Tuesday 16 Apr 2024

Pvt Covid care within reach of many more with Deen Dayal scheme

When numbers began to rise in July-August, the State's response to the Covid-19 pandemic was overwhelmed.

| OCTOBER 10, 2020, 10:51 PM IST
Pvt Covid care within reach of many more with Deen Dayal scheme

 It quickly shifted the nucleus of the Covid-19 management to the Goa Medical College and Hospital, Bambolim, but nearly two months later, it is yet to bring the situation in its grip.

Clearly the infrastructure and manpower at the Goa Medical College and Hospital is wilting under the pressure with doctors stretched to their limits, many of them and other paramedics themselves getting infected and the mortality rate refusing to abate.

Left with no choice, the government is now belatedly attempting to bring the private hospital sector into the fight against the dreaded virus.

As a first step, the State government has now covered Covid-19 among the diseases under the Deen Dayal Swasthya Seva Yojana (DDSY) universal health insurance scheme. It is hoping that with this move, the astronomical costs of Covid-19 care in some of the private hospitals it has permitted to treat cases, will no longer be a deterrent for people to get themselves admitted.

With the situation in the GMC&H chaotic and costs of treatment at the private hospitals unaffordable, many who tested positive were opting for home isolation.
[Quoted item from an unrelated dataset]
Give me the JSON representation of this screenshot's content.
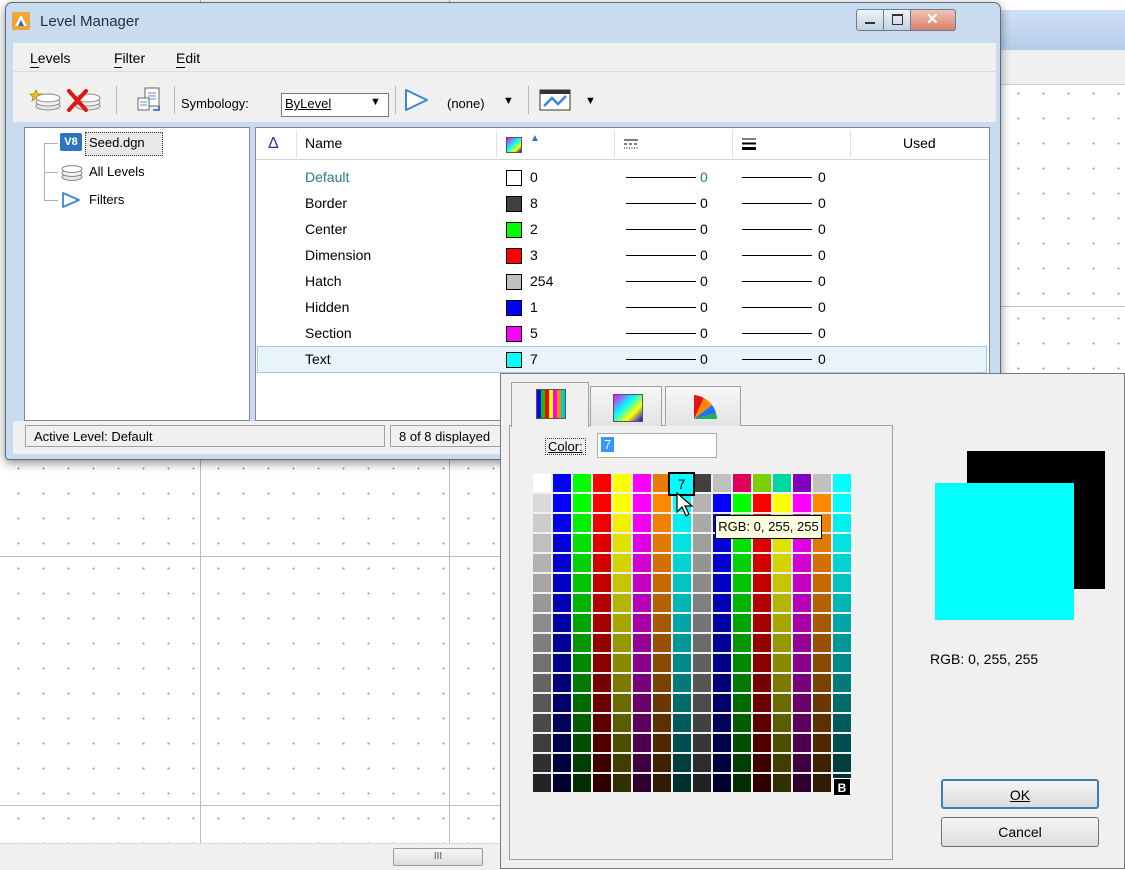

But poor monitoring of thousands of such patients was contributing to an alarmingly high mortality rate.

In fact a significantly high number of people dying are reported to have breathed their last within 24 hours of being admitted to the GMC&H or the other Covid hospitals run by the government.

Now, the government's decision to bring Covid-19 in the bouquet of diseases covered under the DDSY scheme, according to officials will encourage people to get themselves admitted to the private hospitals before it is too late. 

The high costs of Covid treatment was a major deterrent for those testing positive to seek hospital treatment from the private health sector and were opting to stay put at home with GMC&H already overburdened, the officials say. 

Under the DDSY scheme, mild Covid cases will be covered to an extent of Rs 4,600 per day of treatment and critical ones for Rs 6,600 per day, which takes care of almost half the costs.  

Initially, the State government had issued a maximum rate card beyond which private hospitals permitted to treat Covid cases were not allowed to charge patients.

The government had initially announced a cap on Covid treatment rates at private hospitals in mid-September but revised it a week later after Opposition parties and others raised a hue and cry over they being astronomically high.

Accordingly, the charges for general Covid ward in the private medical sector was capped at Rs 10,000 per day, a twin-sharing Covid ward at Rs 13,000 per day, single private rooms at Rs 16,000 per day and ICU with ventilator occupancy capped at Rs 24,000 per day. 

The packages are to include admission charges, intensivist, primary and specialist consultant charges, bed charges, nursing and resident doctor charges, nutritional diet, PPE kits for staff, X-ray, electrocardiogram, ultrasonography, 2D echocardiogram monitor, infusion pump, catheterization, COmplete Blood Count, Post Prandial Blood Sugar Level, haemoglobin A1c, creatinine zinc, vitamin D, paracetamol, antacid, antiallergic, hydroxichloroquine, azithromycin, doxycycline, levoflaxin, dexamthasone, ivermectin, dietary changes. 

With the numbers of new infections on a daily basis still hovering in the region of 500, it is unlikely that the handful of private hospitals will shoulder the load. The government's move to now cover Covid-19 under DDSY, however, will make private hospital care affordable to many more.